The Critical Transition from Soluble Complexes to Colloidal Aggregates of Polyelectrolyte Complexes at Non-Stoichiometric Charge Ratios.

Abstract

The transition from soluble to colloidal polyelectrolyte complex normally occurs at a critical non-stoichiometric charge ratio. Here, it is demonstrated that the conventional batch mixing produces heterogeneous binding and complexation, which can easily mask this soluble-colloidal complex transition (sol-col transition) even for weakly binding polyelectrolytes like polyacrylic acid (PAA) and poly(diallyldimethylammonium chloride) (PDADMAC).
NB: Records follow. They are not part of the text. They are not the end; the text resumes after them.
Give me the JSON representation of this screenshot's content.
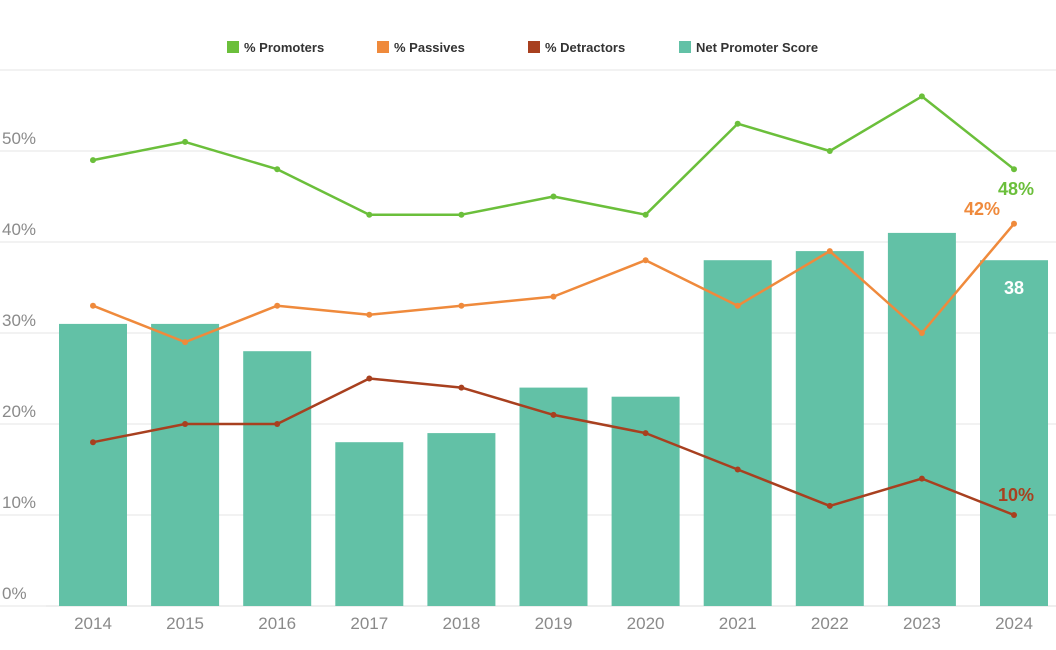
{
  "chart_data": {
    "type": "bar",
    "categories": [
      "2014",
      "2015",
      "2016",
      "2017",
      "2018",
      "2019",
      "2020",
      "2021",
      "2022",
      "2023",
      "2024"
    ],
    "ylim": [
      0,
      60
    ],
    "y_ticks": [
      "0%",
      "10%",
      "20%",
      "30%",
      "40%",
      "50%"
    ],
    "y_tick_values": [
      0,
      10,
      20,
      30,
      40,
      50
    ],
    "grid": true,
    "legend_position": "top",
    "bar_series": {
      "name": "Net Promoter Score",
      "color": "#62c1a6",
      "values": [
        31,
        31,
        28,
        18,
        19,
        24,
        23,
        38,
        39,
        41,
        38
      ],
      "end_label": "38"
    },
    "line_series": [
      {
        "name": "% Promoters",
        "color": "#6bbf3b",
        "values": [
          49,
          51,
          48,
          43,
          43,
          45,
          43,
          53,
          50,
          56,
          48
        ],
        "end_label": "48%"
      },
      {
        "name": "% Passives",
        "color": "#ef8a3c",
        "values": [
          33,
          29,
          33,
          32,
          33,
          34,
          38,
          33,
          39,
          30,
          42
        ],
        "end_label": "42%"
      },
      {
        "name": "% Detractors",
        "color": "#a8401f",
        "values": [
          18,
          20,
          20,
          25,
          24,
          21,
          19,
          15,
          11,
          14,
          10
        ],
        "end_label": "10%"
      }
    ]
  }
}
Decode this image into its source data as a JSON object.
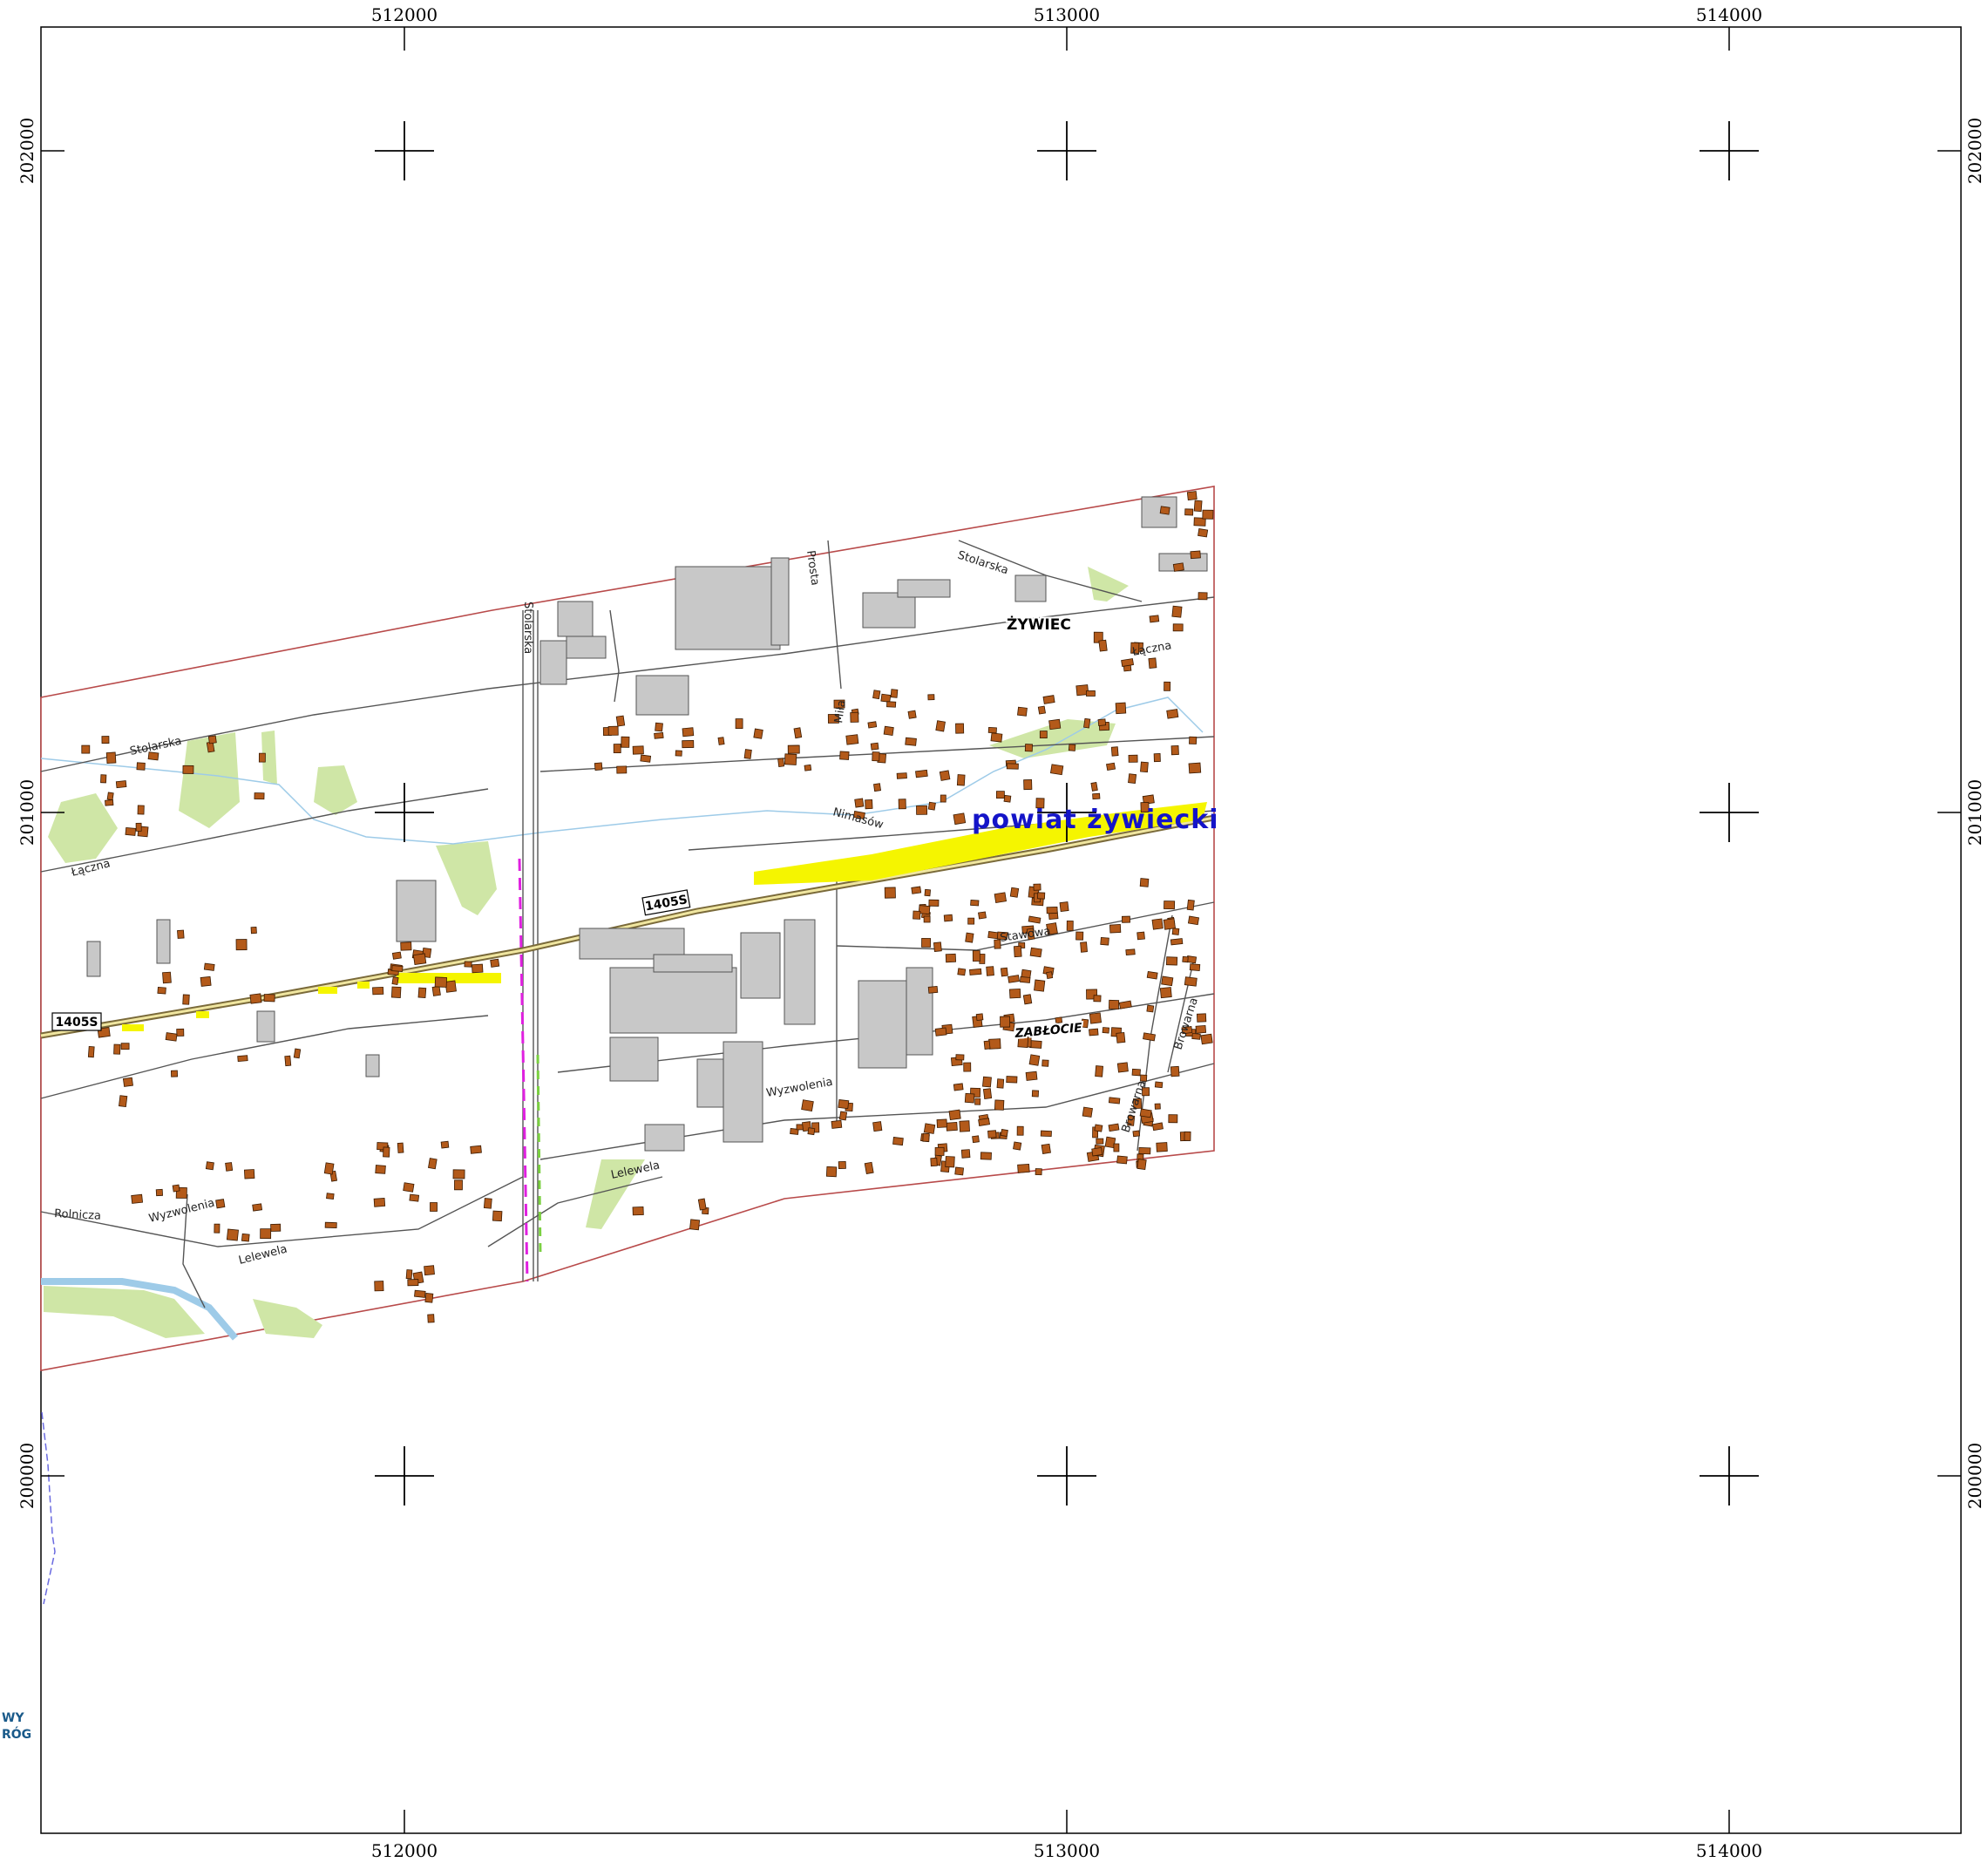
{
  "map": {
    "grid_x_labels": [
      "512000",
      "513000",
      "514000"
    ],
    "grid_y_labels": [
      "202000",
      "201000",
      "200000"
    ],
    "region_label": "powiat żywiecki",
    "places": [
      "ŻYWIEC",
      "ZABŁOCIE"
    ],
    "streets": [
      "Stolarska",
      "Stolarska",
      "Stolarska",
      "Prosta",
      "Miła",
      "Łączna",
      "Łączna",
      "Nimasów",
      "Stawowa",
      "Browarna",
      "Browarna",
      "Wyzwolenia",
      "Wyzwolenia",
      "Lelewela",
      "Lelewela",
      "Rolnicza"
    ],
    "road_shields": [
      "1405S",
      "1405S"
    ],
    "legend_fragments": [
      "WY",
      "RÓG"
    ],
    "colors": {
      "building_residential": "#b35a1a",
      "building_industrial": "#c8c8c8",
      "green_area": "#cfe6a6",
      "water": "#9ecbe8",
      "boundary": "#b84a4a",
      "highlight": "#f5f500",
      "region_label": "#1414c8",
      "railway_dash": "#e020e0"
    }
  }
}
When mixed efficiently using multi-inlet vortex mixer (MIVM), the sol-col transition occurs beyond a critical charge ratio (n-/n+) and the large colloidal complexes are formed through the aggregation of small primary complexes (as revealed by atomic force microscopy). Moreover, the sol-col transition occurs at a constant charge ratio below the overlapping concentration (c*) of the long host polyelectrolyte, but at lower charge ratios above c* due to chain entanglement. When adding NaCl to the solution, the sol-col transition charge ratio first decreases, then remained stable for a period, and finally increased and vanished at high ionic strength. When replacing NaCl with chaotropic salts, the sol-col transition occurs at lower charge ratios, while kosmotropes has little impact. The solvent quality and polymer hydrophobicity effects are also discussed. With the assistance of rapid mixing, this study provides a more reliable way of studying the sol-col transition of polyelectrolyte complexes.